Merill’s comments came as Wake County and other school districts were criticized by parents for their handling of recent weather school closures.
Wake County schools received complaints after the district announced school closures about three hours after other Triangle school districts made similar decisions on Feb. 18. Parents also complained about the tone of the district’s Twitter messages, which some said seemed more condescending than serious, as many awaited a decision from the state’s largest school district.

On Feb. 24, most school districts were open as snow began falling. Moore County Schools was open for a full day. Schools in Durham and Wake counties originally opened, but canceled classes by 7:30 a.m. while some students were already on buses. Students in Nash-Rocky Mount Schools made it to class, but were dismissed from school by 9:45 a.m.

In Wake County, deciding whether to close schools involves multiple conversations with the state Department of Transportation and other agencies to determine road conditions, as well as a follow up conference call at 4 a.m., said Merrill, who added that officials consider the safety of school busses and high school drivers.

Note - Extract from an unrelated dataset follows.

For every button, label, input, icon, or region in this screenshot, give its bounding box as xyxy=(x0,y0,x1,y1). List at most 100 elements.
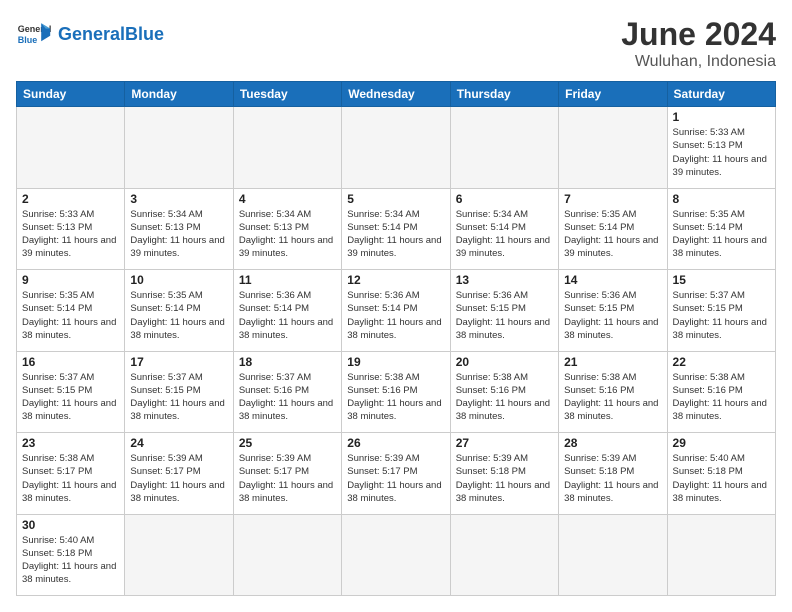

“Most folks think, ‘Well the buses can roll,’” he said. “It’s the student driver who has no experience, has only been behind the wheel in some cases for a month or two, and they sometimes start driving at 6:45 in the morning. We consider the fact that it takes almost three hours to deliver students via buses. Three hours to get them back home again also.”

Making that decision, at times, can be a guessing game, Merrill said.

“The conditions of primary roads, secondary roads, subdivision streets and dozens of bus loops all enter into the equation,” he said. “Sometimes we’re right on it, we hit it well. Sometimes we don’t, and that’s especially true when the weather forecast leaves everyone guessing, as occurred a few days ago.”

Merrill said he sympathized with parents regarding their frustrations with late decisions on school closures.

“Ask any parent if a few hours’ notice is enough time to change child care plans,” he said. “You’ll get the same reply from us when it comes to changing the routine of a school system.”

In other school board business:

  • Broughton and Athens Drive high schools will become overflow schools for Enloe High School, the school board approved unanimously. Martin Luther King Jr. Boulevard will be the dividing line determining which school students attend. The decision impacts students in all grades, but does not affect magnet application students.